Why More Cops in Schools Is a Bad Idea
With the new year, the NRA has been flexing its political muscle, lobbying states not just to hire more school police—under the group’s National School Shield project—but also to pass laws allowing teachers or other staff to bring licensed guns to school to defend their students and themselves.
Beyond the headlines, though, the push for more cops or other armed security personnel in schools is running headlong into another movement that’s been quietly growing in states as diverse as Mississippi, New York, Utah, Texas, and California. It’s a push to get police out of schools, or at least to end their involvement in routine discipline matters that principals and parents used to address without involvement from law enforcement officers.
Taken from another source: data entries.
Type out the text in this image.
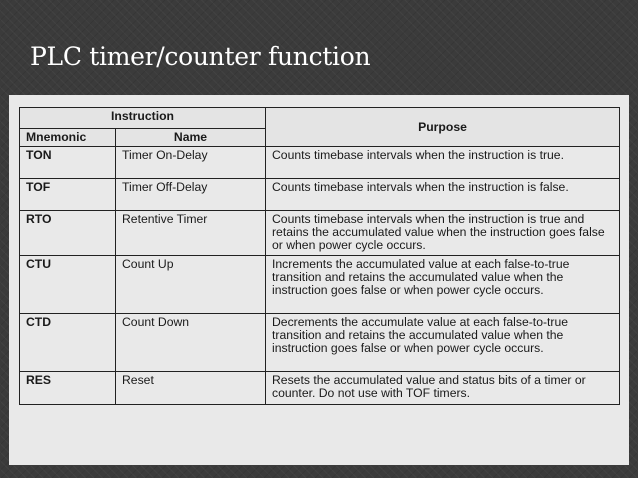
PLC timer/counter function
Instruction		Purpose
Mnemonic	Name	
TON	Timer On-Delay	Counts timebase intervals when the instruction is true.
TOF	Timer Off-Delay	Counts timebase intervals when the instruction is false.
RTO	Retentive Timer	Counts timebase intervals when the instruction is true and retains the accumulated value when the instruction goes false or when power cycle occurs.
CTU	Count Up	Increments the accumulated value at each false-to-true transition and retains the accumulated value when the instruction goes false or when power cycle occurs.
CTD	Count Down	Decrements the accumulate value at each false-to-true transition and retains the accumulated value when the instruction goes false or when power cycle occurs.
RES	Reset	Resets the accumulated value and status bits of a timer or counter. Do not use with TOF timers.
Civil-rights groups and juvenile court judges—and even some officials within the Obama administration—argue that because the ranks of police began growing in schools in the late 1990s, the criminal justice system’s involvement in student discipline has gotten entirely out of hand in some communities. That has put students, especially ethnic minorities, on a path to failure, they say—the so-called school-to-prison pipeline.
In Los Angeles, for example, scores of students, most Latino or black and many just 11 or 12 years old, have been ticketed by school officers for minor infractions often categorized as disturbing the peace. In Austin, Texas, a 12-year-old was forced to court for spraying on perfume in class. In DeSoto County, Mississippi, officers and a school district were sued after a bus surveillance video—seen in part by a reporter—revealed officers unjustifiably arresting black students, the suit alleged, and threatening others with a “a bullet between the eyes.”
Optimists—Education Secretary Arne Duncan among them—say cops in schools are not an either/or proposition: careful training, they say, will ensure that school police deployed in the wake of Newtown protect, rather than intimidate, students.
But many civil-rights advocates are worried. They say plenty of cities and states are only beginning to come to grips with allegations that schools, and school-based police, have unjustifiably sent students into the criminal-justice system.